Plotting (requires pip install xetrack[bashplotlib])

xt plot hist db.db accuracy --bins=20
xt plot scatter db.db epoch loss

Common Options

All DB commands support:

  • --engine sqlite|duckdb (default: sqlite)
  • --table <name> (default: "default")
  • --json (head/tail only — output as JSON)

copy()

Copy data between databases (DuckDB only).

from xetrack import copy

# Copy default table with assets
copy("source.db", "target.db")

# Copy specific tables
copy("source.db", "target.db", tables=["predictions", "metrics"])

# Skip assets
copy("source.db", "target.db", assets=False)

Engine Selection Guide

Feature SQLite DuckDB
Default Yes No (pip install xetrack[duckdb])
Concurrent writes multiprocessing.Pool ThreadPoolExecutor
Table name in SQL "default" (quoted) db.default
Best for Local dev, single process Analytics, parallel I/O
copy() support No Yes

Common Patterns

Multi-Table Tracking

pred_tracker = Tracker(db="exp.db", table="predictions", cache="cache")
metrics_tracker = Tracker(db="exp.db", table="metrics")

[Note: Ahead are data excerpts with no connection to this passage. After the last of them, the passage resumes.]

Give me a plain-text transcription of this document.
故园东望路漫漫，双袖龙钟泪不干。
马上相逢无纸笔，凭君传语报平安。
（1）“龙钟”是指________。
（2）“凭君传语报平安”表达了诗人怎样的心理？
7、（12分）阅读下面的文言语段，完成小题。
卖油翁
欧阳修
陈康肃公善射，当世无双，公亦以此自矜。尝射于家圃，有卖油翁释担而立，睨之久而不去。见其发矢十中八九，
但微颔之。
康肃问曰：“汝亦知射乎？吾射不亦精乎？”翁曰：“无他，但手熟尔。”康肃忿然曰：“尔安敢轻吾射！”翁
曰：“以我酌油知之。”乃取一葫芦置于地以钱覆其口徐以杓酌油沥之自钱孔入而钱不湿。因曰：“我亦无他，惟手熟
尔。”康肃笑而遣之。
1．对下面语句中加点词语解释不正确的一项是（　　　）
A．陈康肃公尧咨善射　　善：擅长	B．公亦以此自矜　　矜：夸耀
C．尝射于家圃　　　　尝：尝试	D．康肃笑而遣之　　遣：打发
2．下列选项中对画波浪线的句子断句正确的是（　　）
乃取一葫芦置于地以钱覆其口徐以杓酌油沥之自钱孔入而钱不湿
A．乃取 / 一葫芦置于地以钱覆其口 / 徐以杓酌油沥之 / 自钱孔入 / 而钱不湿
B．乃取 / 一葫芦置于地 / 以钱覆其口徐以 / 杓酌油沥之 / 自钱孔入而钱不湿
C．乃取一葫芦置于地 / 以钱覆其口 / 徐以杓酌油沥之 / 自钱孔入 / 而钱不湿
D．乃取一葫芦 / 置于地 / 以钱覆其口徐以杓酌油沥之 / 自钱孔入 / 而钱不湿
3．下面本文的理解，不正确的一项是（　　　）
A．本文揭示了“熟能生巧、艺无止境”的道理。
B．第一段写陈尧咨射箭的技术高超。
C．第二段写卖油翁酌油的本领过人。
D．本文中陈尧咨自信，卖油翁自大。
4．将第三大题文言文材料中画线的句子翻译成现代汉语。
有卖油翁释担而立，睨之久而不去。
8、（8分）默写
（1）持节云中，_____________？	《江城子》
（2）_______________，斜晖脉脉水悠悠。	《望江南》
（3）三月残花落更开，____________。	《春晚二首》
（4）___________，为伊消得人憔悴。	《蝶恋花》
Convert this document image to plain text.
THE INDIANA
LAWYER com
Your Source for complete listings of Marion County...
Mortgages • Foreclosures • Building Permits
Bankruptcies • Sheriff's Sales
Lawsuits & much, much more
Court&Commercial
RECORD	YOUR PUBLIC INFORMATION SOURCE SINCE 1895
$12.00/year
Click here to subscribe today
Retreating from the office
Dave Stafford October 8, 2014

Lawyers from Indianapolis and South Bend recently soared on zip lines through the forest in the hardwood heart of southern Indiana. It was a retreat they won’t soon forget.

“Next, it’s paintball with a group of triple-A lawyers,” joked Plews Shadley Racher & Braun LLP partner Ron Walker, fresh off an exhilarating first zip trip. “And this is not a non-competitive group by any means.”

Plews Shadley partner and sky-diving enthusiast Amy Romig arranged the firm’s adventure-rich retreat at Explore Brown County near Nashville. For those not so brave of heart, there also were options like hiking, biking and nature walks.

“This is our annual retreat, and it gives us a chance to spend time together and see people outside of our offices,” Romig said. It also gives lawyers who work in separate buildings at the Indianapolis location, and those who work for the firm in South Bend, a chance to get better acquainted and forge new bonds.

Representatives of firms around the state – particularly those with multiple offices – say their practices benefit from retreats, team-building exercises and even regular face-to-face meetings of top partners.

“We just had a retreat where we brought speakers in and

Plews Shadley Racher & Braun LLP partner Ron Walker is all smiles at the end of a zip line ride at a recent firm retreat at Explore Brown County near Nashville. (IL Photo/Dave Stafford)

# Track predictions per-item
for item in dataset:
    pred_tracker.track(predict, args=[item, params])

# Log aggregate metrics
metrics_tracker.log({"accuracy": 0.95, "model": "bert"})

JSONL Logging (for data synthesis pipelines)

tracker = Tracker(db=Tracker.SKIP_INSERT, jsonl="output.jsonl", logs_stdout=True)
tracker.log({"prompt": "...", "response": "...", "label": 1})

# Read back
df = Reader.read_jsonl("output.jsonl")

Git Commit Tracking

tracker = Tracker(db="exp.db", git_root=".")
# Automatically adds git_commit column to every event

System Resource Monitoring

tracker = Tracker(db="exp.db", log_system_params=True, log_network_params=True)
result = tracker.track(expensive_func, args=[data])
# Logs: cpu_percent, ram_percent, p_memory_percent, disk_percent, bytes_sent, bytes_recv

Gotchas

  1. Table name quoting: SQLite table default is a reserved keyword. In raw SQL use "default" (quoted). The engine handles this automatically.
  2. Unhashable args skip caching silently. Lists, dicts, non-frozen dataclasses won't be cached. Use frozen dataclasses.
  3. Multiple Trackers on same DB: Each Tracker instance has its own _columns set. Creating a second Tracker on the same DB may trigger "duplicate column" errors if both try to log. Use a single Tracker or separate track_ids on the same instance.
  4. Dynamic schema: Columns are added on first use. If you rename a param, xetrack creates a NEW column — the old one stays with NULLs for new rows.
  5. Assets require sqlitedict: tracker.assets is None unless pip install xetrack[assets].
  6. DuckDB table names: DuckDB uses db.tablename syntax. The engine handles this, but raw SQL queries need to use the right format.